Genealogy of a Company
March 30, 2013
I have been a volunteer at the Midwest Genealogy Center for a little over three years but working on family research for about 11 years now. I specialize in Canadian and Hungarian research, but how in the world does that relate to genealogy of a company?
I’ve been an associate at UMB Bank in Kansas City for almost 22 years. In 2013, we will be celebrating our centennial as a company. I offered my services to research the history of the bank, since it was pretty much right up my alley, and figured it would be a wonderful opportunity to learn more about the rich history of the bank. The Midwest Genealogy Center is just filled with all kinds of great resources, so I was ready to dig in.
The first thing I needed was the original name of the company and the date of the original charter or incorporation of the company. Consider this the "birth of the company." The parents of the company would be those individuals who were the original owners.
I started looking through microfilm of the Kansas City Star/Times/Journal for dates within a week of the original incorporation date. I was fortunate to find what I believe was the first advertisement for City Center Bank in 1913. Think of this advertisement as the "birth announcement" for the company.

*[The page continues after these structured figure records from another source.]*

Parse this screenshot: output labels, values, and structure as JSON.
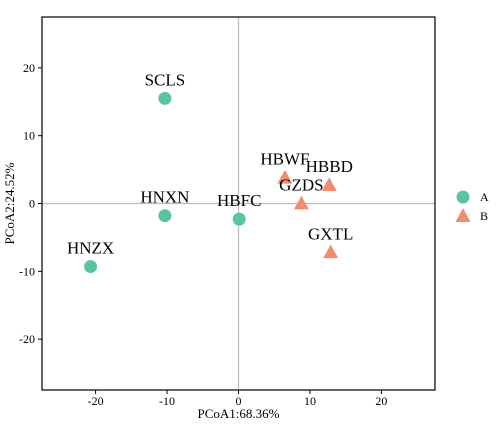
{
  "chart_data": {
    "type": "scatter",
    "xlabel": "PCoA1:68.36%",
    "ylabel": "PCoA2:24.52%",
    "xlim": [
      -27.5,
      27.5
    ],
    "ylim": [
      -27.5,
      27.5
    ],
    "xticks": [
      -20,
      -10,
      0,
      10,
      20
    ],
    "yticks": [
      20,
      10,
      0,
      -10,
      -20
    ],
    "colors": {
      "A": "#5cc3a0",
      "B": "#f28c6e"
    },
    "grid": false,
    "legend_position": "right",
    "series": [
      {
        "name": "A",
        "marker": "circle",
        "points": [
          {
            "label": "SCLS",
            "x": -10.3,
            "y": 15.5
          },
          {
            "label": "HNXN",
            "x": -10.3,
            "y": -1.8
          },
          {
            "label": "HBFC",
            "x": 0.1,
            "y": -2.3
          },
          {
            "label": "HNZX",
            "x": -20.7,
            "y": -9.3
          }
        ]
      },
      {
        "name": "B",
        "marker": "triangle",
        "points": [
          {
            "label": "HBWF",
            "x": 6.5,
            "y": 3.8
          },
          {
            "label": "HBBD",
            "x": 12.7,
            "y": 2.7
          },
          {
            "label": "GZDS",
            "x": 8.8,
            "y": 0.0
          },
          {
            "label": "GXTL",
            "x": 12.9,
            "y": -7.2
          }
        ]
      }
    ]
  }
}
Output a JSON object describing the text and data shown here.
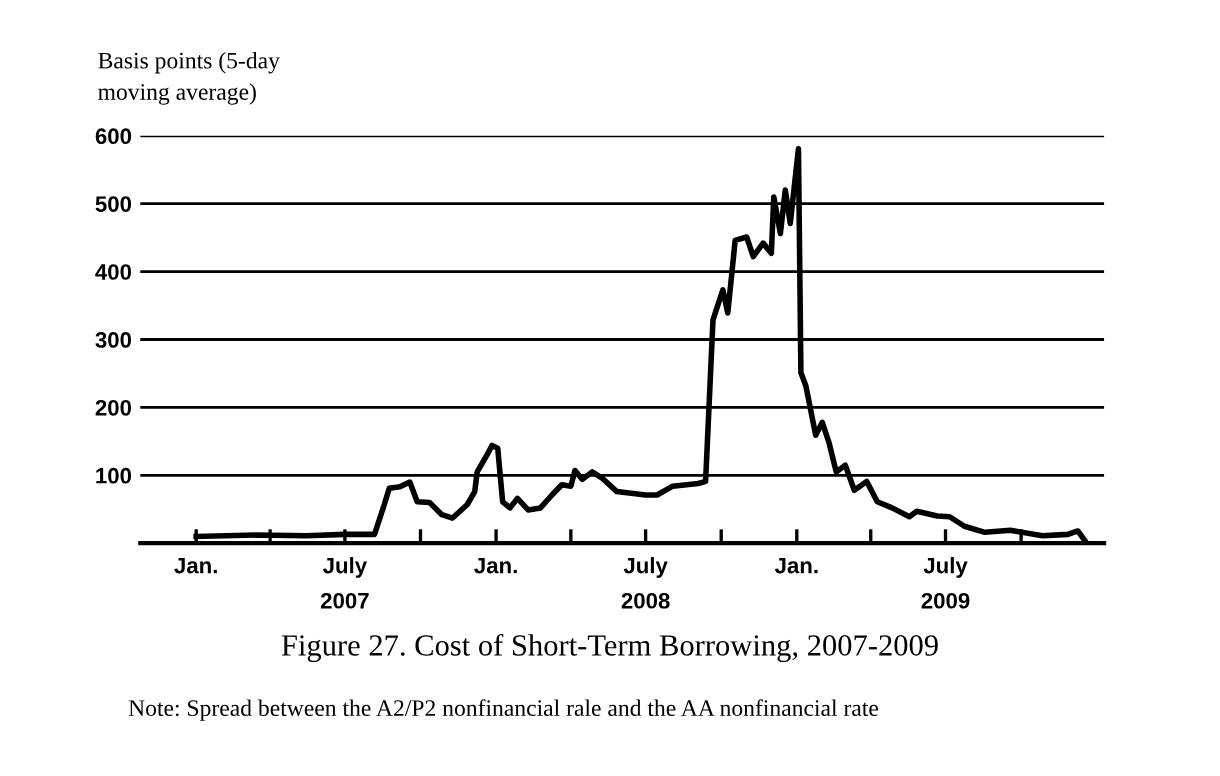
{
  "chart_data": {
    "type": "line",
    "title": "Figure 27. Cost of Short-Term Borrowing, 2007-2009",
    "ylabel": "Basis points (5-day\nmoving average)",
    "annotations": [
      "Note: Spread between the A2/P2 nonfinancial rale and the AA nonfinancial rate"
    ],
    "x": [
      "2007-01-01",
      "2007-03-15",
      "2007-05-15",
      "2007-07-01",
      "2007-08-06",
      "2007-08-18",
      "2007-08-24",
      "2007-09-06",
      "2007-09-18",
      "2007-09-27",
      "2007-10-12",
      "2007-10-27",
      "2007-11-09",
      "2007-11-27",
      "2007-12-06",
      "2007-12-09",
      "2007-12-21",
      "2007-12-27",
      "2008-01-03",
      "2008-01-09",
      "2008-01-18",
      "2008-01-27",
      "2008-02-09",
      "2008-02-24",
      "2008-03-09",
      "2008-03-21",
      "2008-04-01",
      "2008-04-06",
      "2008-04-15",
      "2008-04-27",
      "2008-05-09",
      "2008-05-27",
      "2008-07-01",
      "2008-07-15",
      "2008-08-03",
      "2008-09-03",
      "2008-09-12",
      "2008-09-21",
      "2008-10-03",
      "2008-10-09",
      "2008-10-18",
      "2008-11-01",
      "2008-11-09",
      "2008-11-21",
      "2008-12-01",
      "2008-12-04",
      "2008-12-12",
      "2008-12-18",
      "2008-12-24",
      "2009-01-03",
      "2009-01-06",
      "2009-01-12",
      "2009-01-24",
      "2009-02-01",
      "2009-02-09",
      "2009-02-18",
      "2009-03-01",
      "2009-03-12",
      "2009-03-27",
      "2009-04-09",
      "2009-04-27",
      "2009-05-18",
      "2009-05-27",
      "2009-06-21",
      "2009-07-06",
      "2009-07-24",
      "2009-08-18",
      "2009-09-18",
      "2009-10-27",
      "2009-11-27",
      "2009-12-09",
      "2009-12-18"
    ],
    "series": [
      {
        "color": "#000000",
        "values": [
          10,
          12,
          11,
          13,
          13,
          57,
          81,
          83,
          90,
          61,
          60,
          42,
          37,
          57,
          76,
          105,
          130,
          144,
          140,
          61,
          52,
          66,
          49,
          52,
          71,
          86,
          84,
          107,
          94,
          105,
          96,
          76,
          71,
          71,
          84,
          88,
          91,
          329,
          373,
          339,
          446,
          451,
          422,
          442,
          427,
          510,
          456,
          520,
          471,
          581,
          251,
          232,
          159,
          178,
          149,
          105,
          115,
          78,
          91,
          61,
          52,
          39,
          47,
          40,
          39,
          25,
          16,
          19,
          11,
          13,
          18,
          3
        ]
      }
    ],
    "xlim": [
      "2006-10-25",
      "2010-01-10"
    ],
    "xticks": [
      {
        "value": "2007-01-01",
        "label": "Jan."
      },
      {
        "value": "2007-04-01",
        "label": null
      },
      {
        "value": "2007-07-01",
        "label": "July\n2007"
      },
      {
        "value": "2007-10-01",
        "label": null
      },
      {
        "value": "2008-01-01",
        "label": "Jan."
      },
      {
        "value": "2008-04-01",
        "label": null
      },
      {
        "value": "2008-07-01",
        "label": "July\n2008"
      },
      {
        "value": "2008-10-01",
        "label": null
      },
      {
        "value": "2009-01-01",
        "label": "Jan."
      },
      {
        "value": "2009-04-01",
        "label": null
      },
      {
        "value": "2009-07-01",
        "label": "July\n2009"
      },
      {
        "value": "2009-10-01",
        "label": null
      }
    ],
    "ylim": [
      0,
      600
    ],
    "yticks": [
      {
        "value": 0,
        "label": null
      },
      100,
      200,
      300,
      400,
      500,
      600
    ],
    "grid": "y",
    "legend": false,
    "marker": "none",
    "line_style": "solid"
  }
}
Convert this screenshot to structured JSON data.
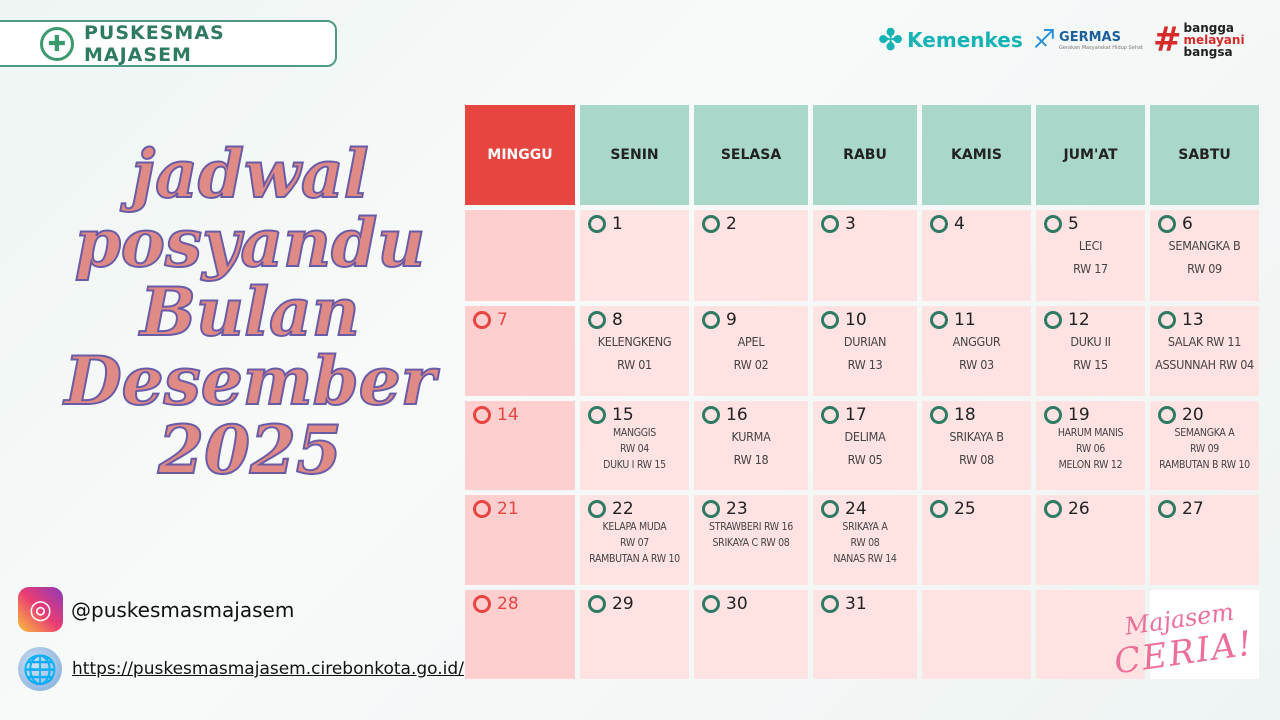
{
  "brand": {
    "name": "PUSKESMAS MAJASEM",
    "icon": "medical-cross-icon"
  },
  "logos": {
    "kemenkes": "Kemenkes",
    "germas": "GERMAS",
    "germas_sub": "Gerakan Masyarakat Hidup Sehat",
    "bangga": [
      "bangga",
      "melayani",
      "bangsa"
    ]
  },
  "title": [
    "jadwal",
    "posyandu",
    "Bulan",
    "Desember",
    "2025"
  ],
  "social": {
    "instagram": "@puskesmasmajasem",
    "website": "https://puskesmasmajasem.cirebonkota.go.id/"
  },
  "colors": {
    "header": "#a9d7c9",
    "sunday_header": "#e64540",
    "cell": "#ffe2e2",
    "sunday_cell": "#ffcfd0",
    "ring": "#2e7a63"
  },
  "calendar": {
    "days": [
      "MINGGU",
      "SENIN",
      "SELASA",
      "RABU",
      "KAMIS",
      "JUM'AT",
      "SABTU"
    ],
    "weeks": [
      [
        null,
        {
          "day": "1",
          "lines": []
        },
        {
          "day": "2",
          "lines": []
        },
        {
          "day": "3",
          "lines": []
        },
        {
          "day": "4",
          "lines": []
        },
        {
          "day": "5",
          "lines": [
            "LECI",
            "RW 17"
          ]
        },
        {
          "day": "6",
          "lines": [
            "SEMANGKA B",
            "RW 09"
          ]
        }
      ],
      [
        {
          "day": "7",
          "lines": []
        },
        {
          "day": "8",
          "lines": [
            "KELENGKENG",
            "RW 01"
          ]
        },
        {
          "day": "9",
          "lines": [
            "APEL",
            "RW 02"
          ]
        },
        {
          "day": "10",
          "lines": [
            "DURIAN",
            "RW 13"
          ]
        },
        {
          "day": "11",
          "lines": [
            "ANGGUR",
            "RW 03"
          ]
        },
        {
          "day": "12",
          "lines": [
            "DUKU II",
            "RW 15"
          ]
        },
        {
          "day": "13",
          "lines": [
            "SALAK RW 11",
            "ASSUNNAH RW 04"
          ]
        }
      ],
      [
        {
          "day": "14",
          "lines": []
        },
        {
          "day": "15",
          "lines": [
            "MANGGIS",
            "RW 04",
            "DUKU I RW 15"
          ]
        },
        {
          "day": "16",
          "lines": [
            "KURMA",
            "RW 18"
          ]
        },
        {
          "day": "17",
          "lines": [
            "DELIMA",
            "RW 05"
          ]
        },
        {
          "day": "18",
          "lines": [
            "SRIKAYA B",
            "RW 08"
          ]
        },
        {
          "day": "19",
          "lines": [
            "HARUM MANIS",
            "RW 06",
            "MELON RW 12"
          ]
        },
        {
          "day": "20",
          "lines": [
            "SEMANGKA A",
            "RW 09",
            "RAMBUTAN B RW 10"
          ]
        }
      ],
      [
        {
          "day": "21",
          "lines": []
        },
        {
          "day": "22",
          "lines": [
            "KELAPA MUDA",
            "RW 07",
            "RAMBUTAN A RW 10"
          ]
        },
        {
          "day": "23",
          "lines": [
            "STRAWBERI RW 16",
            "SRIKAYA C RW 08"
          ]
        },
        {
          "day": "24",
          "lines": [
            "SRIKAYA A",
            "RW 08",
            "NANAS RW 14"
          ]
        },
        {
          "day": "25",
          "lines": []
        },
        {
          "day": "26",
          "lines": []
        },
        {
          "day": "27",
          "lines": []
        }
      ],
      [
        {
          "day": "28",
          "lines": []
        },
        {
          "day": "29",
          "lines": []
        },
        {
          "day": "30",
          "lines": []
        },
        {
          "day": "31",
          "lines": []
        },
        null,
        null,
        "blank"
      ]
    ]
  },
  "slogan": [
    "Majasem",
    "CERIA!"
  ]
}
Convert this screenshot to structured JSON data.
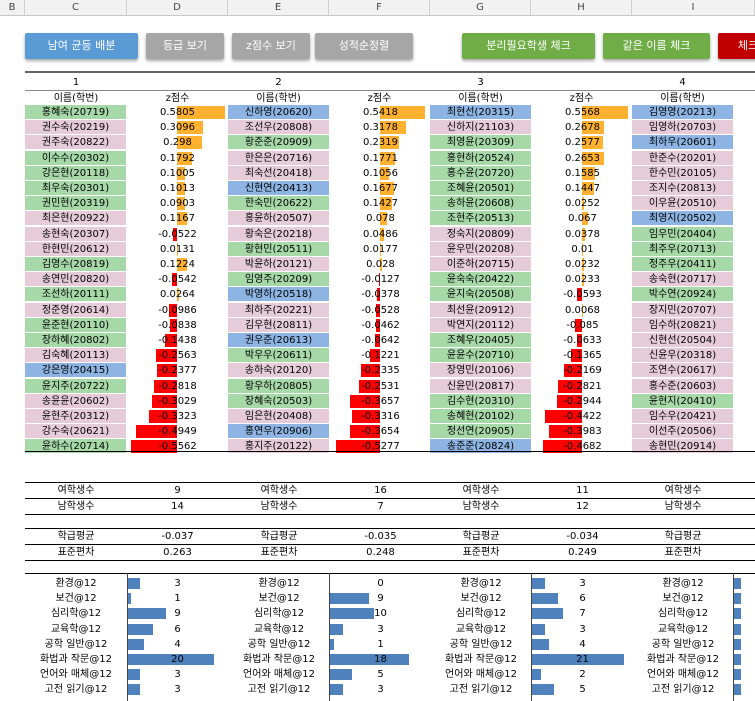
{
  "columns": [
    "B",
    "C",
    "D",
    "E",
    "F",
    "G",
    "H",
    "I"
  ],
  "buttons": {
    "b1": "남여 균등 배분",
    "b2": "등급 보기",
    "b3": "z점수 보기",
    "b4": "성적순정렬",
    "b5": "분리필요학생 체크",
    "b6": "같은 이름 체크",
    "b7": "체크"
  },
  "groups": [
    "1",
    "2",
    "3",
    "4"
  ],
  "hdr_name": "이름(학번)",
  "hdr_z": "z점수",
  "students": [
    [
      [
        "홍혜숙(20719)",
        "0.5805"
      ],
      [
        "신하영(20620)",
        "0.5418"
      ],
      [
        "최현선(20315)",
        "0.5568"
      ],
      [
        "김영영(20213)"
      ]
    ],
    [
      [
        "권수숙(20219)",
        "0.3096"
      ],
      [
        "조선우(20808)",
        "0.3178"
      ],
      [
        "신하지(21103)",
        "0.2678"
      ],
      [
        "임영하(20703)"
      ]
    ],
    [
      [
        "권주숙(20822)",
        "0.298"
      ],
      [
        "황준준(20909)",
        "0.2319"
      ],
      [
        "최영윤(20309)",
        "0.2577"
      ],
      [
        "최하우(20601)"
      ]
    ],
    [
      [
        "이수수(20302)",
        "0.1792"
      ],
      [
        "한은은(20716)",
        "0.1771"
      ],
      [
        "홍현하(20524)",
        "0.2653"
      ],
      [
        "한준수(20201)"
      ]
    ],
    [
      [
        "강은현(20118)",
        "0.1005"
      ],
      [
        "최숙선(20418)",
        "0.1056"
      ],
      [
        "홍수윤(20720)",
        "0.1585"
      ],
      [
        "한수민(20105)"
      ]
    ],
    [
      [
        "최우숙(20301)",
        "0.1013"
      ],
      [
        "신현연(20413)",
        "0.1677"
      ],
      [
        "조혜윤(20501)",
        "0.1447"
      ],
      [
        "조지수(20813)"
      ]
    ],
    [
      [
        "권민현(20319)",
        "0.0903"
      ],
      [
        "한숙민(20622)",
        "0.1427"
      ],
      [
        "송하윤(20608)",
        "0.0252"
      ],
      [
        "이우윤(20510)"
      ]
    ],
    [
      [
        "최은현(20922)",
        "0.1167"
      ],
      [
        "홍윤하(20507)",
        "0.078"
      ],
      [
        "조현주(20513)",
        "0.067"
      ],
      [
        "최영지(20502)"
      ]
    ],
    [
      [
        "송현숙(20307)",
        "-0.0522"
      ],
      [
        "황숙은(20218)",
        "0.0486"
      ],
      [
        "정숙지(20809)",
        "0.0378"
      ],
      [
        "임우민(20404)"
      ]
    ],
    [
      [
        "한현민(20612)",
        "0.0131"
      ],
      [
        "황현민(20511)",
        "0.0177"
      ],
      [
        "윤우민(20208)",
        "0.01"
      ],
      [
        "최주우(20713)"
      ]
    ],
    [
      [
        "김영수(20819)",
        "0.1224"
      ],
      [
        "박윤하(20121)",
        "0.028"
      ],
      [
        "이준하(20715)",
        "0.0232"
      ],
      [
        "정주우(20411)"
      ]
    ],
    [
      [
        "송연민(20820)",
        "-0.0542"
      ],
      [
        "임영주(20209)",
        "-0.0127"
      ],
      [
        "윤숙숙(20422)",
        "0.0233"
      ],
      [
        "송숙현(20717)"
      ]
    ],
    [
      [
        "조선하(20111)",
        "0.0264"
      ],
      [
        "박영하(20518)",
        "-0.0378"
      ],
      [
        "윤지숙(20508)",
        "-0.0593"
      ],
      [
        "박수연(20924)"
      ]
    ],
    [
      [
        "정준영(20614)",
        "-0.0986"
      ],
      [
        "최하주(20221)",
        "-0.0528"
      ],
      [
        "최선윤(20912)",
        "0.0068"
      ],
      [
        "장지민(20707)"
      ]
    ],
    [
      [
        "윤준현(20110)",
        "-0.0838"
      ],
      [
        "김우현(20811)",
        "-0.0462"
      ],
      [
        "박연지(20112)",
        "-0.085"
      ],
      [
        "임수하(20821)"
      ]
    ],
    [
      [
        "장하혜(20802)",
        "-0.1438"
      ],
      [
        "권우준(20613)",
        "-0.0642"
      ],
      [
        "조혜우(20405)",
        "-0.0633"
      ],
      [
        "신현선(20504)"
      ]
    ],
    [
      [
        "김숙혜(20113)",
        "-0.2563"
      ],
      [
        "박우우(20611)",
        "-0.1221"
      ],
      [
        "윤윤수(20710)",
        "-0.1365"
      ],
      [
        "신윤우(20318)"
      ]
    ],
    [
      [
        "강은영(20415)",
        "-0.2377"
      ],
      [
        "송하숙(20120)",
        "-0.2335"
      ],
      [
        "장영민(20106)",
        "-0.2169"
      ],
      [
        "조연수(20617)"
      ]
    ],
    [
      [
        "윤지주(20722)",
        "-0.2818"
      ],
      [
        "황우하(20805)",
        "-0.2531"
      ],
      [
        "신윤민(20817)",
        "-0.2821"
      ],
      [
        "홍수준(20603)"
      ]
    ],
    [
      [
        "송윤윤(20602)",
        "-0.3029"
      ],
      [
        "장혜숙(20503)",
        "-0.3657"
      ],
      [
        "김수현(20310)",
        "-0.2944"
      ],
      [
        "윤현지(20410)"
      ]
    ],
    [
      [
        "윤현주(20312)",
        "-0.3323"
      ],
      [
        "임은현(20408)",
        "-0.3316"
      ],
      [
        "송혜현(20102)",
        "-0.4422"
      ],
      [
        "임수우(20421)"
      ]
    ],
    [
      [
        "강수숙(20621)",
        "-0.4949"
      ],
      [
        "홍연우(20906)",
        "-0.3654"
      ],
      [
        "정선연(20905)",
        "-0.3983"
      ],
      [
        "이선주(20506)"
      ]
    ],
    [
      [
        "윤하수(20714)",
        "-0.5562"
      ],
      [
        "홍지주(20122)",
        "-0.5277"
      ],
      [
        "송준준(20824)",
        "-0.4682"
      ],
      [
        "송현민(20914)"
      ]
    ]
  ],
  "stats": {
    "female_label": "여학생수",
    "male_label": "남학생수",
    "avg_label": "학급평균",
    "sd_label": "표준편차",
    "female": [
      "9",
      "16",
      "11",
      ""
    ],
    "male": [
      "14",
      "7",
      "12",
      ""
    ],
    "avg": [
      "-0.037",
      "-0.035",
      "-0.034",
      ""
    ],
    "sd": [
      "0.263",
      "0.248",
      "0.249",
      ""
    ]
  },
  "subjects": [
    {
      "name": "환경@12",
      "v": [
        "3",
        "0",
        "3",
        ""
      ]
    },
    {
      "name": "보건@12",
      "v": [
        "1",
        "9",
        "6",
        ""
      ]
    },
    {
      "name": "심리학@12",
      "v": [
        "9",
        "10",
        "7",
        ""
      ]
    },
    {
      "name": "교육학@12",
      "v": [
        "6",
        "3",
        "3",
        ""
      ]
    },
    {
      "name": "공학 일반@12",
      "v": [
        "4",
        "1",
        "4",
        ""
      ]
    },
    {
      "name": "화법과 작문@12",
      "v": [
        "20",
        "18",
        "21",
        ""
      ]
    },
    {
      "name": "언어와 매체@12",
      "v": [
        "3",
        "5",
        "2",
        ""
      ]
    },
    {
      "name": "고전 읽기@12",
      "v": [
        "3",
        "3",
        "5",
        ""
      ]
    }
  ]
}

The announcement also included the assets listed as $100,000 and surplus as $10,000, similar to the weight and length in a baby announcement.
Throughout the years, we grew and so did Kansas City. The bank changed names, acquired other financial institutions, added new lines of businesses, and so on. Name changes are just like when a woman marries, but in the case of a company, it is a little easier to track down the new company name.
Acquisitions are just like marriages. And like married couples, companies celebrate silver, golden, and diamond anniversaries. UMB Bank is fortunate to celebrate 100 years next year.
New lines of business can be viewed as a new branch of the family tree, with the original company being the parent. As you can see, more dates, places, and names are being added to the company tree.
Subsidiaries of the company, in some cases, could be considered children or even grandchildren.
Hopefully you are catching on!
When a company ceases to exist, think of it like a death. And companies are not without divorces. Sometimes a new line of business breaks off into a company all their own, pulling away from the parent company.
Memories of a company live on just like they do a family. I was fortunate, through my research, to see how Kansas City was built. You see, I was born and raised on the south side of Chi Town, aka, Chicago.
Look for the UMB Bank Centennial Display at the Midwest Genealogy Center in 2013.